CDN Japan was formed by the three companies in late March and had been planning a full-scale commercial launch in April 2002, but now is described by the partners as a "non-profit consortium."

The idea behind the venture was simple: By combining IIJ's network and data center infrastructure, Cisco networking gear and Oracle databases, the joint venture would team with content providers to offer a video streaming and on-demand service that could be sold to service providers to be offered to their end users.

CDN Japan officially began service on Nov. 13 when it launched a Web site offering a selection of content including music videos, short movies, animation and travel films. The service is offered free of charge to subscribers of IIJ's ADSL service and the cable Internet services of affiliated cable networks.

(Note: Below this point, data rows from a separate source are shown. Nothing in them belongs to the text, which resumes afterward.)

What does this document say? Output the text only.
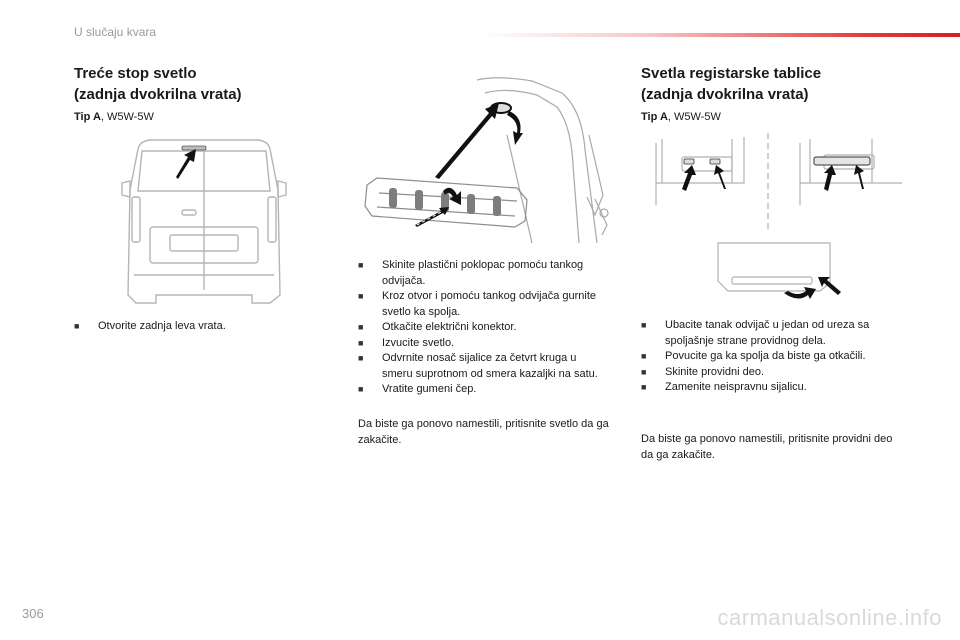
U slučaju kvara
Treće stop svetlo
(zadnja dvokrilna vrata)
Tip A, W5W-5W
■ Otvorite zadnja leva vrata.
■ Skinite plastični poklopac pomoću tankog odvijača.
■ Kroz otvor i pomoću tankog odvijača gurnite svetlo ka spolja.
■ Otkačite električni konektor.
■ Izvucite svetlo.
■ Odvrnite nosač sijalice za četvrt kruga u smeru suprotnom od smera kazaljki na satu.
■ Vratite gumeni čep.

Da biste ga ponovo namestili, pritisnite svetlo da ga zakačite.

Svetla registarske tablice
(zadnja dvokrilna vrata)
Tip A, W5W-5W
■ Ubacite tanak odvijač u jedan od ureza sa spoljašnje strane providnog dela.
■ Povucite ga ka spolja da biste ga otkačili.
■ Skinite providni deo.
■ Zamenite neispravnu sijalicu.

Da biste ga ponovo namestili, pritisnite providni deo da ga zakačite.

306	carmanualsonline.info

"In March we had a plan to commercialize the consortium itself, but at that point only IIJ, Cisco and Oracle were members," said Junko Higasa, a spokeswoman for CDN Japan and partner IIJ, which is one of Japan's largest business Internet service providers and backbone operators.

"After that we expanded the membership to other vendors and ISPs," she said. The new partners that joined after the March announcement of the venture were EMC Japan K.K., Itochu Techno-Science Corp., Sun Microsystems K.K., Sony Communication Network Corp. and Hewlett-Packard Japan Ltd.

"We now primarily see the most feasible business model could be a commercial launch for each company itself," she said. Each company could use the experience gained from membership in the consortium in forming its own venture or alliance with other partners.

For IIJ, the move away from establishing CDN Japan as a commercial service takes the company back almost a year to when it was pushing its own content delivery platform, High Speed Media Network (HSMN). CDN Japan was promoted as a more advanced content delivery platform than HSMN, which was announced in October 2000.

Currently, HSMN has links with 65 cable TV networks in Japan, giving it a market share of more than 50 percent, according to Higasa, and distributes some content from CDN Japan and online game content from Konami Co. Ltd.